Lower expenses drove Capital One Financial Corp.’s (COF) third quarter 2014 earnings of $1.86 per share, up 1% from $1.84 earned in the prior-year quarter. Further, earnings from continuing operations of $1.94 per share beat the Zacks Consensus Estimate of $1.92 per share.

Results benefited from higher non-interest income and a fall in operating expenses. However, these were partly offset by a rise in provision for credit losses and lower net interest income. Further, while credit quality and capital ratios continued to improve, profitability ratios deteriorated.

Net income from continuing operations came in at $1.13 billion, increasing 1% year-over-year.

Performance Details

Capital One’s net revenue was $5.64 billion, almost at par on a year over year basis.
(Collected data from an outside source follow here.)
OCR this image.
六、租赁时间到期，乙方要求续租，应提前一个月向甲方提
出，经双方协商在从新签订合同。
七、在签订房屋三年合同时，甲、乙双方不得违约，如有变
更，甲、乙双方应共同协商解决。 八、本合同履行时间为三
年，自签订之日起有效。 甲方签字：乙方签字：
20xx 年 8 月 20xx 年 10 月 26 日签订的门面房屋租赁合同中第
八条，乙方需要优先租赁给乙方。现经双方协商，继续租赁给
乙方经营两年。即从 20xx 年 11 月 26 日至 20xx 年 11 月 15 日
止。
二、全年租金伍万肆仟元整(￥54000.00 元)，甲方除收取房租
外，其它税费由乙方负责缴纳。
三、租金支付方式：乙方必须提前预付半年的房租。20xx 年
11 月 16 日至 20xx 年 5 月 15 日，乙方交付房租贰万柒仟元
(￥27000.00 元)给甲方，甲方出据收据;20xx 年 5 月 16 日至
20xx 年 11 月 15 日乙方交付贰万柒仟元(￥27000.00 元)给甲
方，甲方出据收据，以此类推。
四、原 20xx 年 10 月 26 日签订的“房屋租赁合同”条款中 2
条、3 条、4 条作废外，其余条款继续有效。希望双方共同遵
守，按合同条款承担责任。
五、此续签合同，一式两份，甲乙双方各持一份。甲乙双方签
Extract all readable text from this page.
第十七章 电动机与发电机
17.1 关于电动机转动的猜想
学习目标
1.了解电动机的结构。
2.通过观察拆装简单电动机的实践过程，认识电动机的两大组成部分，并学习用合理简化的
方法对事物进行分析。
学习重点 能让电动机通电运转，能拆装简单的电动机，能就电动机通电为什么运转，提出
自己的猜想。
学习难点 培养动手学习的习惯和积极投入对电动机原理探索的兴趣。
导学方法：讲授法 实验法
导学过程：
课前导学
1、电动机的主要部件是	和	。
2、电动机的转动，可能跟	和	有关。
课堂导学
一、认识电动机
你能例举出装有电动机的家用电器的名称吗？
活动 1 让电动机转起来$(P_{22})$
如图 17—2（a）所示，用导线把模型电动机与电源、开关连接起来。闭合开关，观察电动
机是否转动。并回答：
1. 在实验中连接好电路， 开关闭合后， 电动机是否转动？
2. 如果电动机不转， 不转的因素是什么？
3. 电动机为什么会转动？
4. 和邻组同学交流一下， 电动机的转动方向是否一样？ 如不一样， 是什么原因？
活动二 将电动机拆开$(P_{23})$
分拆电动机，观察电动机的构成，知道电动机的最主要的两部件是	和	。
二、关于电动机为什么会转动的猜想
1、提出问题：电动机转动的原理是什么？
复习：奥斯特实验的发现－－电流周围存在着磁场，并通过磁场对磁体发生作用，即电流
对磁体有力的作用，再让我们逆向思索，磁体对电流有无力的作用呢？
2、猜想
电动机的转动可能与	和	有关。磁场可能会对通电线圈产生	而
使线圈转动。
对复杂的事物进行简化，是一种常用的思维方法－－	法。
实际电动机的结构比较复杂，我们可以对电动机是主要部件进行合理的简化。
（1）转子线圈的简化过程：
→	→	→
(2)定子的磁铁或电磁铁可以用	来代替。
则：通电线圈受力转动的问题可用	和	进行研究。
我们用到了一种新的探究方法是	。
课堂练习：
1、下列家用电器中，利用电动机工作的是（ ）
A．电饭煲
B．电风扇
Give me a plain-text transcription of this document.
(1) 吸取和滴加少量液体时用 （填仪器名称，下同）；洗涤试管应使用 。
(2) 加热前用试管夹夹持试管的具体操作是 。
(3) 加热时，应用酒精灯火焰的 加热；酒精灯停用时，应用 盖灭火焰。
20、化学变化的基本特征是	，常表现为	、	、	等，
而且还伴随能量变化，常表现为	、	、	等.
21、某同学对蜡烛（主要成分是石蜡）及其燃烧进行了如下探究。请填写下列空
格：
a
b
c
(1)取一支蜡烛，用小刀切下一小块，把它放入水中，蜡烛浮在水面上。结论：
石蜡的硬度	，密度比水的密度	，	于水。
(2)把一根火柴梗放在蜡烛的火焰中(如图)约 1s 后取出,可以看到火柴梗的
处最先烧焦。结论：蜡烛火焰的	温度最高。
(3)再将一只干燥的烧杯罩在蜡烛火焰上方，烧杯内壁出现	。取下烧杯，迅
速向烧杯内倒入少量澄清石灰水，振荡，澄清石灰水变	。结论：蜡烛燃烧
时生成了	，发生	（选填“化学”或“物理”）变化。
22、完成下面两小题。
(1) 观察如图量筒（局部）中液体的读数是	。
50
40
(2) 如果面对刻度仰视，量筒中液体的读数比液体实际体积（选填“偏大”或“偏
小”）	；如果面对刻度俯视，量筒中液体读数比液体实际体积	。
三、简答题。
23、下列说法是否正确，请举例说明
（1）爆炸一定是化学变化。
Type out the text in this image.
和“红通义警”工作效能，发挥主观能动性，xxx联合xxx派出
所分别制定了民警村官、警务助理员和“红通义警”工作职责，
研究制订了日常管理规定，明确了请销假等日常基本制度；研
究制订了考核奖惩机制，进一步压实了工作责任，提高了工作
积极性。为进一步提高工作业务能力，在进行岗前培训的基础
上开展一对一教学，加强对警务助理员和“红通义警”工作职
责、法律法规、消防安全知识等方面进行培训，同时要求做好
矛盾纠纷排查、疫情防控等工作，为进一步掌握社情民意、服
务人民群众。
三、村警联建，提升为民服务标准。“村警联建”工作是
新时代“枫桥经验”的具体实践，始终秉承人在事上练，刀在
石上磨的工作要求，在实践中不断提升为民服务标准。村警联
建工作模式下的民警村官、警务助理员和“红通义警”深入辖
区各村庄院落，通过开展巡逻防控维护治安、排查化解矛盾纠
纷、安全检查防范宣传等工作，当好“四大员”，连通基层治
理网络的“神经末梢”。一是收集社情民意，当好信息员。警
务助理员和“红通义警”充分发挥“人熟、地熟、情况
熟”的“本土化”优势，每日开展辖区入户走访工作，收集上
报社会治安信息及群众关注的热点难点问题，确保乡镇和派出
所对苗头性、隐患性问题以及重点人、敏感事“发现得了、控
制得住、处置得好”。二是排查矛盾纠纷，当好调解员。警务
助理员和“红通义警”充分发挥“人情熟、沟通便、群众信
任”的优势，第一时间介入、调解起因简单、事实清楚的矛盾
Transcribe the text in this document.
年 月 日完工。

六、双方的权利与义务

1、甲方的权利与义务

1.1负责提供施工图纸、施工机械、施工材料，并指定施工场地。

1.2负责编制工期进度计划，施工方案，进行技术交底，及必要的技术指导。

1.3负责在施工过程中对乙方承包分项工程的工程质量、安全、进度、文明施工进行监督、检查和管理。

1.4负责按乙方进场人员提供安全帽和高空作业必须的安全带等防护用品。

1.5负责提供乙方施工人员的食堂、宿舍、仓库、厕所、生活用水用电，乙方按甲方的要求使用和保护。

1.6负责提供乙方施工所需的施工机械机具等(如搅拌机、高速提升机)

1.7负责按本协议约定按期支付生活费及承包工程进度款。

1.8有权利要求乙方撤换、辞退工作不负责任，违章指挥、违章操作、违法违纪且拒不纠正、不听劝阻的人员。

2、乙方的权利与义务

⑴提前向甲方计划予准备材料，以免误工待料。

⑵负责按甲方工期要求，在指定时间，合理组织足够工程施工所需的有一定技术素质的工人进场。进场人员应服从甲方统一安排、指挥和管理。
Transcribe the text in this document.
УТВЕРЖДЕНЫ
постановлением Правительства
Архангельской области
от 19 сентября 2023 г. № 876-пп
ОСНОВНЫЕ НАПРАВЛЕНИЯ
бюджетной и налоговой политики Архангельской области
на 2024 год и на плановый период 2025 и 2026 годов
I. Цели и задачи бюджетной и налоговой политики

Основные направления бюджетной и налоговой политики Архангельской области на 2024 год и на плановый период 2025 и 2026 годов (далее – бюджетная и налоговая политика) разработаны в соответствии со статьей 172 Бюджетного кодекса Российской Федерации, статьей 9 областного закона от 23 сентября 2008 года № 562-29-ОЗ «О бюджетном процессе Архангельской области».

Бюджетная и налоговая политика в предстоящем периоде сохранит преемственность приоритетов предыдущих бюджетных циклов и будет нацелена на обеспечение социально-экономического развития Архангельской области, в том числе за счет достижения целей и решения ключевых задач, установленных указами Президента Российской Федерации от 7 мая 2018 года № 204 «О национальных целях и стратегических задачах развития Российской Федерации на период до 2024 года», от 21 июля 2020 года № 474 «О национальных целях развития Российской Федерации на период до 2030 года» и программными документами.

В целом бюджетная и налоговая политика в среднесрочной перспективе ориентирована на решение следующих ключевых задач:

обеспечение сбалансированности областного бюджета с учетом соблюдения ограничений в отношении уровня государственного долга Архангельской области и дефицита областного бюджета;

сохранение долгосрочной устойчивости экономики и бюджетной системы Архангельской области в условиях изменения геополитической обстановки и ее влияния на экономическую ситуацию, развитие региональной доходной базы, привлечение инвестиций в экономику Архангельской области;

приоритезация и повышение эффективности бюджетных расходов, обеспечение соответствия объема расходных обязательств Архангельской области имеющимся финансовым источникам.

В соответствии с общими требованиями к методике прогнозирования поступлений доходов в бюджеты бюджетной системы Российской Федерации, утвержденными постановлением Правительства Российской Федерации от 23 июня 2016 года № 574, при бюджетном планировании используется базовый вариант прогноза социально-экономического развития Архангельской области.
Further, the figure beat the Zacks Consensus Estimate of $5.54 billion.

Net interest income fell 1% from the prior-year quarter to $4.50 billion, mainly due to a 2% decline in total interest income, partially offset by 11% decrease in interest expenses. Also, net interest margin declined 20 basis points (bps) year over year to 6.69%.

Non-interest income increased 5% year over year to $1.14 billion on the back of higher other income, interchange fees and lower net other-than-temporary impairment losses. These were, however, partly offset by a decrease in service charges and other customer-related fees.

Non-interest expenses declined 4% from the prior-year quarter to $3.00 billion. The slip was mainly attributable to a fall in communications and data processing costs, amortization of intangibles, salaries and associate benefits costs and other expenses. Nevertheless, these were partially offset by a rise occupancy and equipment expenses as well as marketing costs.

The efficiency ratio improved to 52.93% from 55.02% in the year-ago quarter. A fall in efficiency ratio indicates rise in profitability.

Credit Quality

Capital One’s credit quality depicted a mixed bag. Provision for credit losses increased 17% year over year to $993 million.

However, net charge-off rate declined 40 bps from the prior-year quarter to 1.52%. Also, the 30-plus day performing delinquency rate fell 8 bps from the year-ago quarter to 2.46%. Moreover, allowance, as a percentage of reported loans held for investment, came in at 2.09%, down 17 bps from the prior-year quarter.

Capital and Profitability Ratios

Capital One’s profitability ratios deteriorated during the quarter. As of Sep 30, 2014, return on average assets edged down to 1.50% from 1.52% as of Sep 30, 2013. Return on average common equity declined to 10.12% from 10.91% in the prior-year quarter.

Nevertheless, the company’s capital ratios continued to improve. As of Sep 30, 2014, Tier 1 risk-based capital ratio came in at 13.3%, up from 13.1% as of Sep 30, 2013. Moreover, total risk-based capital ratio was 15.2%, in line with the prior-year quarter level.

Further, common equity Tier 1 capital ratio under Basel III Standardized Approach was 12.7% as of Sep 30, 2014.

Our Viewpoint

We expect continued synergies from Capital One’s geographic diversification and its major acquisitions, namely HSBC Holdings plc’s (HSBC) credit card business and ING Direct USA, the online banking unit of ING Groep NV (ING). Moreover, the resilience shown by most of the company’s businesses will continue to support its financials, going forward.

Nonetheless, exposure to commercial real estate, a weak loan demand and impact of new financial regulations are expected to affect results in the near term.

Currently, Capital One carries a Zacks Rank #2 (Buy).

Among other firms in the same sector, SLM Corporation (SLM) is slated to report results on Oct 22.